Doctors feel pressured to take an ‘unquestioning approach’ to children wanting gender-change, report says
- It says doctors have been left ‘nervous’ about offering ‘more robust support’
- The NHS-backed report says youngsters are not always given the best care
- Dr Hilary Cass says there are ‘significant gaps in the research and evidence base’
- Formal recommendations are expected to be develop over the coming months
Doctors feel under pressure to adopt an unquestioning approach to children seeking to change their sex, a review found yesterday.
It said a lack of formal clinical guidance and stifled debate have left many medics ‘nervous’ about offering the ‘more robust support’ they want to deliver.
The NHS-backed report said the situation means youngsters are being given the controversial puberty blockers or sex-swap hormones they ask for – when they may benefit more from waiting or other care.
Report author Dr Hilary Cass wrote: ‘Primary and secondary care staff have told us that they feel under pressure to adopt an unquestioning affirmative approach – and that this is at odds with the standard process of clinical assessment and diagnosis that they have been trained to undertake in all other clinical encounters.’
Doctors feel under pressure to adopt an unquestioning approach to children seeking to change their sex, according to a new report (file photo)
The Cass Review into gender identity services for children and young people was commissioned by the NHS following a surge in demand for appointments and calls for better guidelines.
The Gender Identity Development Service at the Tavistock and Portman NHS Foundation Trust in London is currently the only specialist service of its kind in the UK for young people.
Referrals have rocketed from 50 a year in 2009 to 2,500 in 2020, with 4,600 on the waiting list. There is a waiting time of more than two years for a first appointment.
The review’s interim report warned that the service has struggled to cope with the rise in demand, leading to ‘considerable distress’ for those waiting.
It said there is a lack of evidence on the best way to manage children with ‘gender incongruence and dysphoria’ and highlighted concerns with the way they are assessed, the drugs used and poor record-keeping.

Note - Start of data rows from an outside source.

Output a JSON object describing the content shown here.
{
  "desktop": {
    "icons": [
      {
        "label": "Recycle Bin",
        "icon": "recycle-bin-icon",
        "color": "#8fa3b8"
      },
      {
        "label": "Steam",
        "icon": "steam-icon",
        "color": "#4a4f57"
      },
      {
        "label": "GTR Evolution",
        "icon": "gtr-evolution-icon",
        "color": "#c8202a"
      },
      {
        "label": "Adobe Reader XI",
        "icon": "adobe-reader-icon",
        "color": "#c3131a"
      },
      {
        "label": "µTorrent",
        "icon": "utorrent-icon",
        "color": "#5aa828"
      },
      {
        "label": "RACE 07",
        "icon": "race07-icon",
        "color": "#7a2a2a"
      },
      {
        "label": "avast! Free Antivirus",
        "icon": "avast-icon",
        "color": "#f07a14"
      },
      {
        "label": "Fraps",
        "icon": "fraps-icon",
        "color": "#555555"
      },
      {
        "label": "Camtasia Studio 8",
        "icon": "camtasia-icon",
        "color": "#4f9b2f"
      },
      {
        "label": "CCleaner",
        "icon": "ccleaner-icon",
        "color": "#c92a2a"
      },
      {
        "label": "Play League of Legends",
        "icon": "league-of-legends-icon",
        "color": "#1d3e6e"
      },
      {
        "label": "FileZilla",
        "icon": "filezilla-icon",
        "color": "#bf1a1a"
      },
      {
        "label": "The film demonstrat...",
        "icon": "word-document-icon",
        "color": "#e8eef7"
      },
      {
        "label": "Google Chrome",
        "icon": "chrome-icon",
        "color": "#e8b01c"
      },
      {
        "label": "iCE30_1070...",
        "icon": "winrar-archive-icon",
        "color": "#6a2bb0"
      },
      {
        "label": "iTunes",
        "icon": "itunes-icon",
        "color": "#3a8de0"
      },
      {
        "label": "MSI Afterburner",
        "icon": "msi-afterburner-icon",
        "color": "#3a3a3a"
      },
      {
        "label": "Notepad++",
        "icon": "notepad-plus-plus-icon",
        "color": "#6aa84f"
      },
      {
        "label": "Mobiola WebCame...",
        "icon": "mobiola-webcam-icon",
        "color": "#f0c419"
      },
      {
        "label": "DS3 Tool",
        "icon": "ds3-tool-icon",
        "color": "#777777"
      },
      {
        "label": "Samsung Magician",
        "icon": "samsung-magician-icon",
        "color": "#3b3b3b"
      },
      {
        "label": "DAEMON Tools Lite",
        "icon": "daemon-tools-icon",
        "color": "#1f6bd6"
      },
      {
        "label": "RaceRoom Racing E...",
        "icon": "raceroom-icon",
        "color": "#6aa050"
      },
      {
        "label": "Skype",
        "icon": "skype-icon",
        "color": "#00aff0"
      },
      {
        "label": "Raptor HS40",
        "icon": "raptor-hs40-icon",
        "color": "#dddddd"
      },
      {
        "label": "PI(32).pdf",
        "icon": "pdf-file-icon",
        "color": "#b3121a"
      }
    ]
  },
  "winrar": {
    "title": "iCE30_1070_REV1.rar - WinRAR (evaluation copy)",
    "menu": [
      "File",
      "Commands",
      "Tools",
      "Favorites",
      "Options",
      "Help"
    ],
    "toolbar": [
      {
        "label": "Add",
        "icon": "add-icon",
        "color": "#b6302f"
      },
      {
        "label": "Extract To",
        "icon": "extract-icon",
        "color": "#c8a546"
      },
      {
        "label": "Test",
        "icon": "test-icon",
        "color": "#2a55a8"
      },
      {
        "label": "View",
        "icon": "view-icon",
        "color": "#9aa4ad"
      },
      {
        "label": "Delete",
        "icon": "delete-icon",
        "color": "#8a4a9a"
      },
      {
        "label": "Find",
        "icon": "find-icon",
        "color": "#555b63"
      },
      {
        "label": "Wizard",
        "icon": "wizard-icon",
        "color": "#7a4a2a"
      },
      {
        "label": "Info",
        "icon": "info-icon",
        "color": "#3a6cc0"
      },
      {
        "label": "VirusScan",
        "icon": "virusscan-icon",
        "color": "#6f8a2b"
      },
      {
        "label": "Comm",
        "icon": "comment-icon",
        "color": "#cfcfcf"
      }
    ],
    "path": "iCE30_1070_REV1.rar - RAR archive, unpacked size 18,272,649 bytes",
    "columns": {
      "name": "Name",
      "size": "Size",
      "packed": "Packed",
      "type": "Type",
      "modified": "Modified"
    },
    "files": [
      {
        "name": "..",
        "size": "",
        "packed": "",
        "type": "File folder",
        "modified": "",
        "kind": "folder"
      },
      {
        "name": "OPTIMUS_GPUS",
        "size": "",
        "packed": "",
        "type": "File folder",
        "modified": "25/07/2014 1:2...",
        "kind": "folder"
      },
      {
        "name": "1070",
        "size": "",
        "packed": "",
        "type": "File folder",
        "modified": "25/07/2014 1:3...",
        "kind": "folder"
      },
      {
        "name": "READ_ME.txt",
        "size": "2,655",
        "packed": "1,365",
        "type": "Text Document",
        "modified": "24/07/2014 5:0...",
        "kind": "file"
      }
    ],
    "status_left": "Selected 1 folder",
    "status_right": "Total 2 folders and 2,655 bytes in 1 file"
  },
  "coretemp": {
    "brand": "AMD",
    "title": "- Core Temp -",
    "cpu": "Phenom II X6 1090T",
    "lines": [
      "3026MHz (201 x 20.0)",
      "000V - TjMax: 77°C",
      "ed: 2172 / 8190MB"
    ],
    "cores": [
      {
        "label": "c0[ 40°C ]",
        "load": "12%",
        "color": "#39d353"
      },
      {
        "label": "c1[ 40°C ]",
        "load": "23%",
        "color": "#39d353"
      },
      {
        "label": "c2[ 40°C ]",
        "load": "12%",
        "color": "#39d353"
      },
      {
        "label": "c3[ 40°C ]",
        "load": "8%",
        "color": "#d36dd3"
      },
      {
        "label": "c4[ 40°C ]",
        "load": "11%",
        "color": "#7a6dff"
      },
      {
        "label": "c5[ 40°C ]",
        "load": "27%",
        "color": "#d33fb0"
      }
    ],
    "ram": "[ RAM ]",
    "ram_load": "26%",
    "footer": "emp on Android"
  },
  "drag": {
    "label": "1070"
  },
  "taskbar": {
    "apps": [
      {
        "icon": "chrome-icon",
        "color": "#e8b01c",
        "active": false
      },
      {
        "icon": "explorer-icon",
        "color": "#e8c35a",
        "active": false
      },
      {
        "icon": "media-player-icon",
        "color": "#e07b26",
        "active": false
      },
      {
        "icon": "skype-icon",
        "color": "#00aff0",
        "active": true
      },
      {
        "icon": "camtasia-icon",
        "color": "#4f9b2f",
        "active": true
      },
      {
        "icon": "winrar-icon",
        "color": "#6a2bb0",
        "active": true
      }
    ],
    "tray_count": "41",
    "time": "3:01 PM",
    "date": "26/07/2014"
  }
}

Dr Cass, a former president of the Royal College of Paediatrics and Child Health, wrote: ‘Within the UK, the single specialist service has developed organically, and the clinical approach has not been subjected to some of the usual control measures that are typically applied when new or innovative treatments are introduced.
‘Many of the challenges and knowledge gaps that we face in the UK are echoed internationally and there are significant gaps in the research and evidence base.’
The report said a lack of formal clinical guidance and stifled debate have left many medics ‘nervous’ about offering the ‘more robust support’ they want to deliver (file photo)
She described a need for regional clinics, clear criteria for referral to ensure fair access and more research. Formal recommendations will be developed over the coming months.
A spokesman for the Bayswater support group for parents of children with gender dysphoria said: ‘This interim statement gives us hope that our children will in future receive care that is based on scientific evidence and accurate data rather than on ideological views.’
He stressed: ‘Our children deserve the same level of healthcare as any other child.’
The spokesman said that parents currently encounter a mixture of views from mental health experts, adding: ‘Some areas push immediate unquestioned affirmation of the child while others are willing to be more cautious.
‘We support the move to a standardised approach to training, which should remove these inconsistencies.’
A Tavistock spokesman said of the Cass Review: ‘We will work with her and NHS England to support her recommendations.’